August 1, 2003

     Mortgage rates approached 6.50% late this week as selling by mortgage investors shifted from panic to hysteria.

     Economic data confirmed a modest acceleration in the economy, but the driver in the rate explosion is institutions trying to get out of a couple of trillion dollars' worth of sub-5.75% mortgage-backed securities -- investments now likely to be under water for twenty years or so. Some institutions may be near financial failure.

     2nd Quarter GDP posted 2.4% growth, a percent above forecast, and that news did most of the authentic, economy-based damage. The bond market ignored the other data, all of which came in below forecast, and was the newest stuff, for July: payrolls shed another 44,000 jobs; the purchasing managers' index just barely made it to positive, 50+ ground at 51.8; and July consumer confidence slumped to 76.6 from 83.5, versus an expected gain to 85.



     There is only one question facing borrowers, Realtors, and mortgage bankers: How high will rates go before they stabilize? (Anyone asking how soon rates will go all the way back down should instead focus on an alternate career.)

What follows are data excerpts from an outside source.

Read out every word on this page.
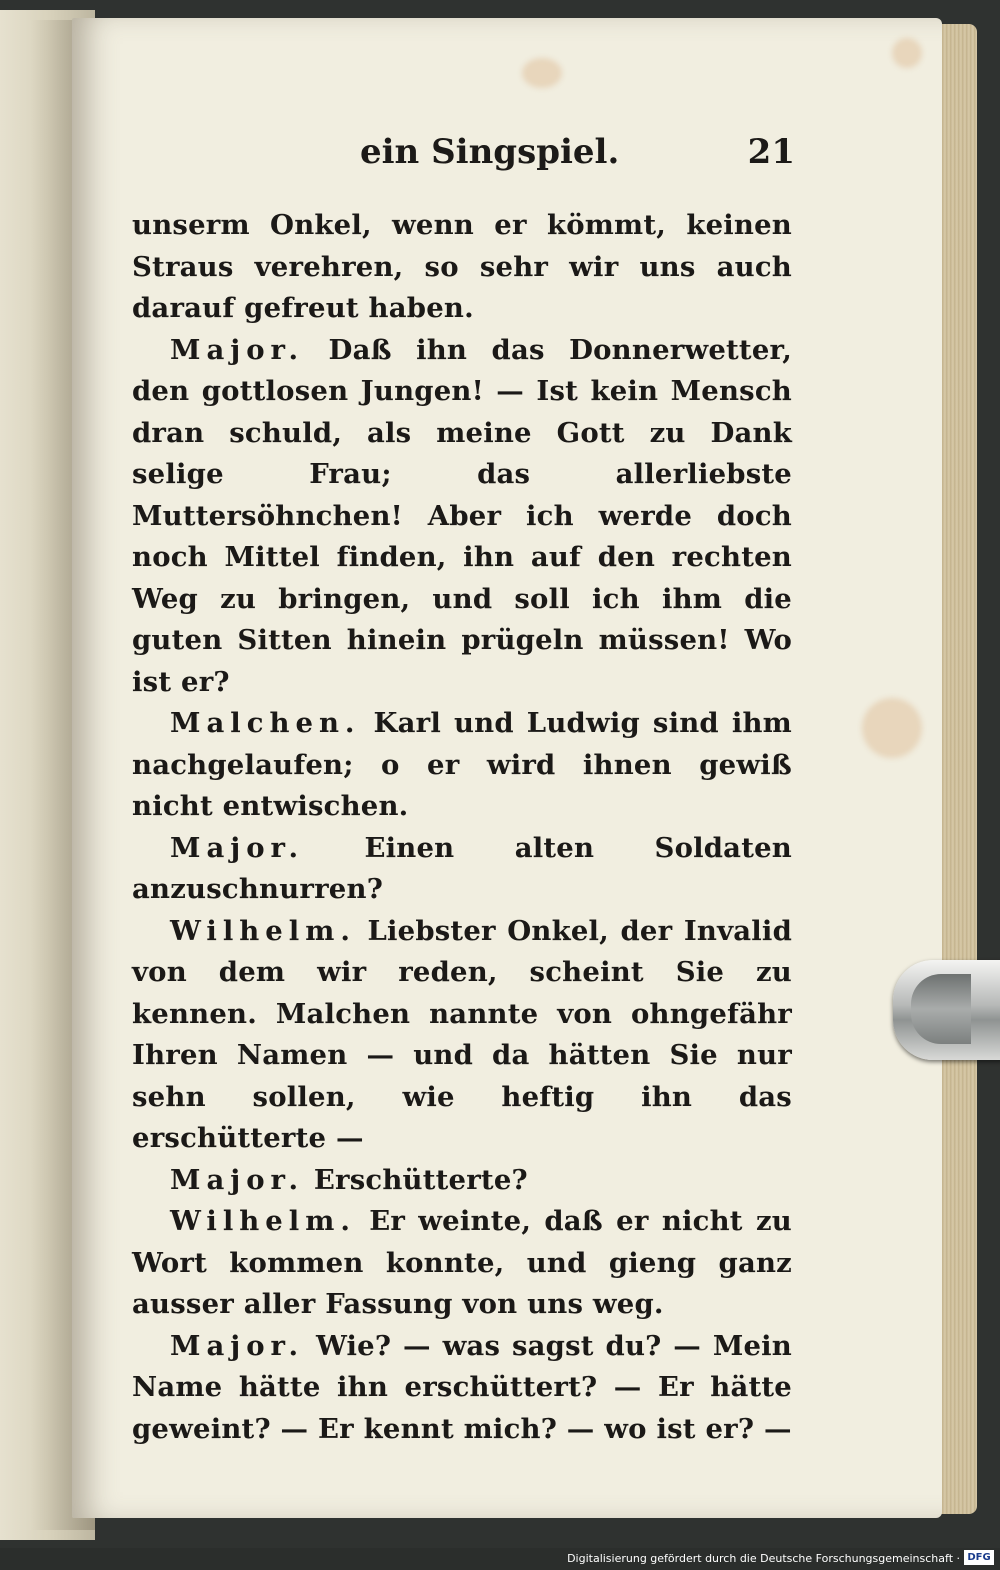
ein Singspiel.	21

unserm Onkel, wenn er kömmt, keinen Straus verehren, so sehr wir uns auch darauf gefreut haben.

Major. Daß ihn das Donnerwetter, den gottlosen Jungen! — Ist kein Mensch dran schuld, als meine Gott zu Dank selige Frau; das allerliebste Muttersöhnchen! Aber ich werde doch noch Mittel finden, ihn auf den rechten Weg zu bringen, und soll ich ihm die guten Sitten hinein prügeln müssen! Wo ist er?

Malchen. Karl und Ludwig sind ihm nachgelaufen; o er wird ihnen gewiß nicht entwischen.

Major. Einen alten Soldaten anzuschnurren?

Wilhelm. Liebster Onkel, der Invalid von dem wir reden, scheint Sie zu kennen. Malchen nannte von ohngefähr Ihren Namen — und da hätten Sie nur sehn sollen, wie heftig ihn das erschütterte —

Major. Erschütterte?

Wilhelm. Er weinte, daß er nicht zu Wort kommen konnte, und gieng ganz ausser aller Fassung von uns weg.

Major. Wie? — was sagst du? — Mein Name hätte ihn erschüttert? — Er hätte geweint? — Er kennt mich? — wo ist er? —

Digitalisierung gefördert durch die Deutsche Forschungsgemeinschaft · DFG
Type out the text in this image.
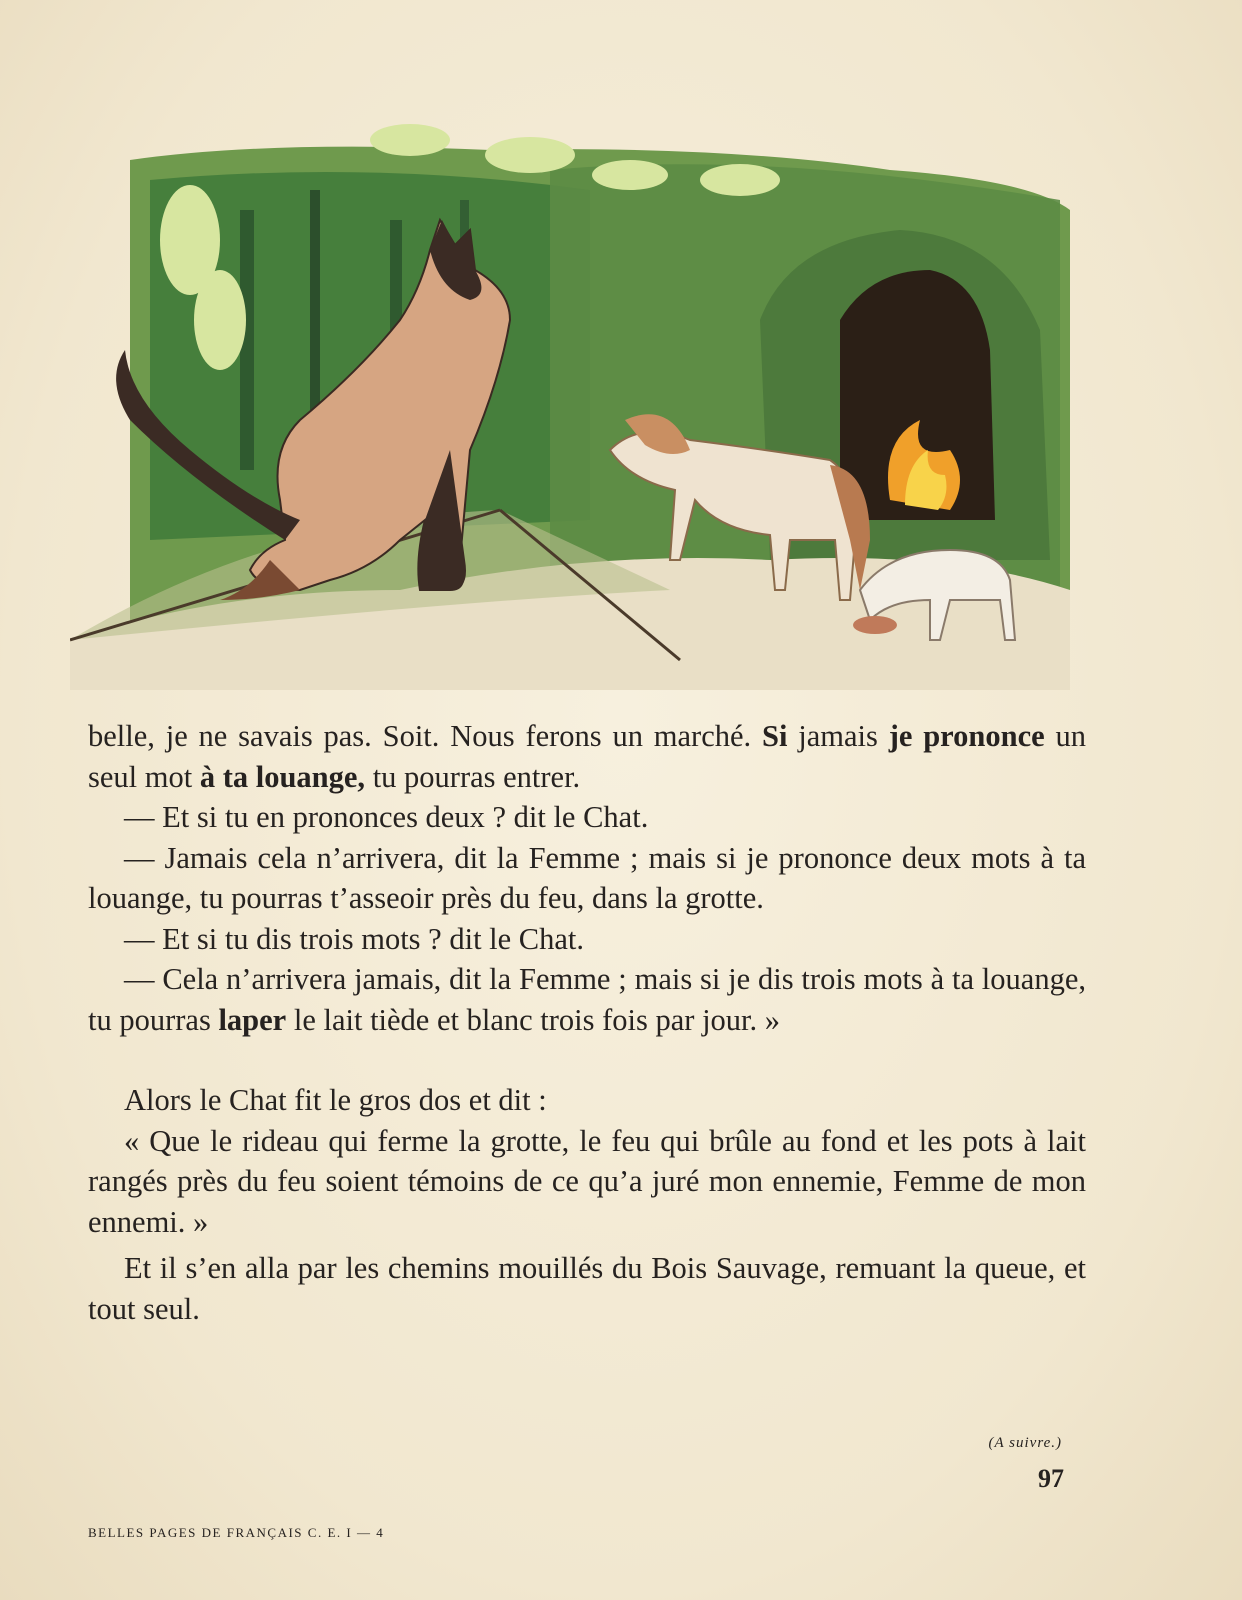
belle, je ne savais pas. Soit. Nous ferons un marché. Si jamais je prononce un seul mot à ta louange, tu pourras entrer.

— Et si tu en prononces deux ? dit le Chat.

— Jamais cela n’arrivera, dit la Femme ; mais si je prononce deux mots à ta louange, tu pourras t’asseoir près du feu, dans la grotte.

— Et si tu dis trois mots ? dit le Chat.

— Cela n’arrivera jamais, dit la Femme ; mais si je dis trois mots à ta louange, tu pourras laper le lait tiède et blanc trois fois par jour. »

Alors le Chat fit le gros dos et dit :

« Que le rideau qui ferme la grotte, le feu qui brûle au fond et les pots à lait rangés près du feu soient témoins de ce qu’a juré mon ennemie, Femme de mon ennemi. »

Et il s’en alla par les chemins mouillés du Bois Sauvage, remuant la queue, et tout seul.

(A suivre.)
97
BELLES PAGES DE FRANÇAIS C. E. I — 4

     It seems as though rates have risen a lot, but they really haven't, when compared to other cyclical reversals, and considering the true bottom of this cycle.

     Where was the real bottom? Thirty-year, fixed-rate, low-fee loans traded at 5.25% during May, but that interval was a terrible misunderstanding between the Fed and the bond market. The market thought the Fed intended "non-traditional" intervention in long-term rates, and the Fed was slow to grasp the market's misplaced faith. When Mr. Greenspan explained that he had just been thinking out loud, rates went back to the Christmas-to-April 5.75%, the true bottom of the cycle.

     Thus far in what looks like a new, sustained up-cycle, rates have risen barely .75% -- peanuts! It seems like a big rise to a market conditioned by three years and three percentage points of rate decline, but it is not.

     The ultimate limit to any mortgage-rate rise is the threshold beyond which the rate rise begins to slow housing, and then the economy. The best measure of rate change, and potential for harm, is the magnitude of change from trough to top. The absolute level of rates -- whether fives, sevens, elevens, or fourteens -- matters little, because the housing market adapts so quickly to a new range of rates, and because any given range is tied to the rate of general inflation.

     The most recent trough-to-top was short: mortgages went from 7.00% in January 1999 to 8.75% in May 2000 as the Fed tightened from 4.75% to 6.50%. Housing had not begun to suffer, but the technology economy fell of its own weight.

     In the prior trough, the Fed had been record-easy in 1993 at 3.00% Fed funds, and mortgages were 7.375% in January '94. By May, they were 9.00%, as the Fed began a tightening cycle that would not stop until 6.00% Fed funds, and near-10% mortgages. That first, 1.625% rise in mortgage rates, January-May, didn't lay a glove on the housing market. In 2003, we haven't had half that rise.

     In both '99-'00 and '94 we had a tightening Fed, and the Fed today is not close to a Fed funds hike. We have a super-low, 1.00% Fed funds rate, but equally super-low inflation, barely 1.00%. There is not the slightest sign of inflation rising from the 1.00% zone: excess productive and labor capacity litter the landscape, and the 3.50% gap between Fed funds and the ten-year T-note is enormous.

     When inflation begins to rise toward 2.00%, the Fed will begin to toss in .25% hikes, but the mortgage market has already priced in the first of that, and the fact may be years away. The Fed's problem today is still too little inflation.

     No guts, no air medals: I think mortgage rates are done here, until we can measure the strength and inflation potential of this "recovery."